The war in Ukraine and strong inflation are weighing down consumer confidence, while buying behaviour is normalising again – meaning that supermarkets have completely lost their ‘bonus’ from the lockdowns. While all costs are going up like never before and suppliers are demanding rate increases, passing these increases on in full to shoppers is not an option. Competition – especially with Aldi and Lidl – is far too fierce for that. You do the math…
Competition weighs on margins
In short: supermarkets have no choice but to pay part of the inflation out of their own pockets. As a result, profit margins will be a lot lower this year. And if Tesco says so, then it inevitably applies to its competitors and colleagues as well. At least, that is what the investors assume: Colruyt in particular has been hit hard again on the stock exchange. This is logical: the Belgian market leader guarantees the lowest prices and is therefore very reluctant to raise them.

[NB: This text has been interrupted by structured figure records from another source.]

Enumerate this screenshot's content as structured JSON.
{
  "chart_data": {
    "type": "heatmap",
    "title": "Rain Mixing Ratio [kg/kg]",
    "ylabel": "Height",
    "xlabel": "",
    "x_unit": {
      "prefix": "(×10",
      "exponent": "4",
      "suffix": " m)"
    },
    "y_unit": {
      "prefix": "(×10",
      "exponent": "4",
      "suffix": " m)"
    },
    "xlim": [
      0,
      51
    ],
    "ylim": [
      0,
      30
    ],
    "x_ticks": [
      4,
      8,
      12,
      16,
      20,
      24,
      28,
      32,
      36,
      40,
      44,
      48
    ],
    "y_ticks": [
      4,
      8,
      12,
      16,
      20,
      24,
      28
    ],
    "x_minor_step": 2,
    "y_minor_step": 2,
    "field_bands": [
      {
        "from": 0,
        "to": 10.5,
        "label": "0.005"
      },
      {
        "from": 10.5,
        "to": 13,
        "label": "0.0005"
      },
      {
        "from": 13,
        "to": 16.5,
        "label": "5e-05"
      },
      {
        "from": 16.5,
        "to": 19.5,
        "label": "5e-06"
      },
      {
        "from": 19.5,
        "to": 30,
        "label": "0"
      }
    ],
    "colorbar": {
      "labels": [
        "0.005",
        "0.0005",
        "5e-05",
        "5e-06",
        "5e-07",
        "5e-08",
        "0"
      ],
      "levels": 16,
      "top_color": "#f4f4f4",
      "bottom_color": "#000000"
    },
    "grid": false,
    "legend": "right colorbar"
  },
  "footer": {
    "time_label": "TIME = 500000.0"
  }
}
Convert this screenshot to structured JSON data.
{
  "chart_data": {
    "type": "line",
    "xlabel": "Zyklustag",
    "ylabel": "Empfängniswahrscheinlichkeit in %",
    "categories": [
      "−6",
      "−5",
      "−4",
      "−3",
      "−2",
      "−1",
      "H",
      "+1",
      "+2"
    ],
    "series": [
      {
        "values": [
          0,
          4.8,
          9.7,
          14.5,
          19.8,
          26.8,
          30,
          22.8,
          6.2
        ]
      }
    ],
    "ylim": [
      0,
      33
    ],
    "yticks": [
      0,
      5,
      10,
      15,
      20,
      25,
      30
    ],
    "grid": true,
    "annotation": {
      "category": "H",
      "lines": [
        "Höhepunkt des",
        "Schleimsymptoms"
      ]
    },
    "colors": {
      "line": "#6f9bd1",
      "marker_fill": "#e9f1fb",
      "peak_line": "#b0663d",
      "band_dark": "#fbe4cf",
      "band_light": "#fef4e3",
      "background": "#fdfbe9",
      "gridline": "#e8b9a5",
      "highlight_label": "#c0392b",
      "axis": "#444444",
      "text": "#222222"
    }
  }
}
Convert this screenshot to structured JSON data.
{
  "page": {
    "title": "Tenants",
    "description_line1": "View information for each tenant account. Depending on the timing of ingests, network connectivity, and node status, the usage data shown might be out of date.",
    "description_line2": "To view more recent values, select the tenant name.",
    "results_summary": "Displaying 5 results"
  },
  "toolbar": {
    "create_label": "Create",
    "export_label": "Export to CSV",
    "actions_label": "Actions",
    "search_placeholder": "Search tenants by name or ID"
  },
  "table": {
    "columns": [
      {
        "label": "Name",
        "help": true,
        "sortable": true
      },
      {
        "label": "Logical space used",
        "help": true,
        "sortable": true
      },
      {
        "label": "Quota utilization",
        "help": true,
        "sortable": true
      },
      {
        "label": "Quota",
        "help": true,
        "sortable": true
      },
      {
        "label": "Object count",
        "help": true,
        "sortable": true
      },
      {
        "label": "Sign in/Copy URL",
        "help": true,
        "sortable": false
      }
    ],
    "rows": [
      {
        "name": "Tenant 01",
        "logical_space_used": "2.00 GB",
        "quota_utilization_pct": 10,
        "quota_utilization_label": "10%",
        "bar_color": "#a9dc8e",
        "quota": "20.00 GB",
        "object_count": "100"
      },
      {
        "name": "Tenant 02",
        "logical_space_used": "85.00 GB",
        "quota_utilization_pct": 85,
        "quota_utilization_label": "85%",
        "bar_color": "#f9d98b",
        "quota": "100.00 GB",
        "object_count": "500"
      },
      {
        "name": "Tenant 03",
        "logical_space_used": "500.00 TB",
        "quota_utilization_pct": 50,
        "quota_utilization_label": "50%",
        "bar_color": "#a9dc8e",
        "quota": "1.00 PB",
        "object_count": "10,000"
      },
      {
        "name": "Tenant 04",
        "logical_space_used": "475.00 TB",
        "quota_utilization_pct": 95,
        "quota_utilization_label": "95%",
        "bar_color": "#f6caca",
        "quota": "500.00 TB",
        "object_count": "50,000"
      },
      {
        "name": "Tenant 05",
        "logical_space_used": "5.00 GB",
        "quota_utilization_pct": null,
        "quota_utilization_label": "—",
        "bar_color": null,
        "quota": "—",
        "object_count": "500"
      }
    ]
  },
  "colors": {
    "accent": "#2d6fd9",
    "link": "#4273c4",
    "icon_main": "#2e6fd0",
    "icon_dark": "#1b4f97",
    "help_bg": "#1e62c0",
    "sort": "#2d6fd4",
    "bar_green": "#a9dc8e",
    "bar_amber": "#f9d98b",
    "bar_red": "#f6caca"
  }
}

But that costs a pretty penny: last year it became clear that price competition seriously affects the margins, because Colruyt has to respond to every price initiative of every competitor. And competitors know that too: the targeted attacks by challenger Albert Heijn hit the discounter where it hurts. Both retailers look each other in the eye and keep the price increases limited for the time being. Competitors such as Delhaize and Carrefour can pass on price increases somewhat more easily.
Private labels are an asset
Should the difficult context not weigh on the margins of Ahold Delhaize as well? Analysts expect so, especially in the European stores – but CEO Frans Muller is convinced that the group will still manage to maintain an operating margin of at least 4 % this year, he told the shareholders meeting this Wednesday. Given the circumstances and compared to the margin of 4.3 % in the previous financial year, that would be a strong performance.
How will Muller achieve this? In the United States, which accounts for 60 % of sales, higher prices will affect sales less: price elasticity is lower there and the energy crisis is less of an issue. In Europe, the consequences of the war are felt more strongly, but Ahold Delhaize has the costs well under control. This partly comes courtest of the fact that half of its sales consist of private brands, meaning the retailer is doing better than many of its industry peers – and that is an added advantage in times of inflation.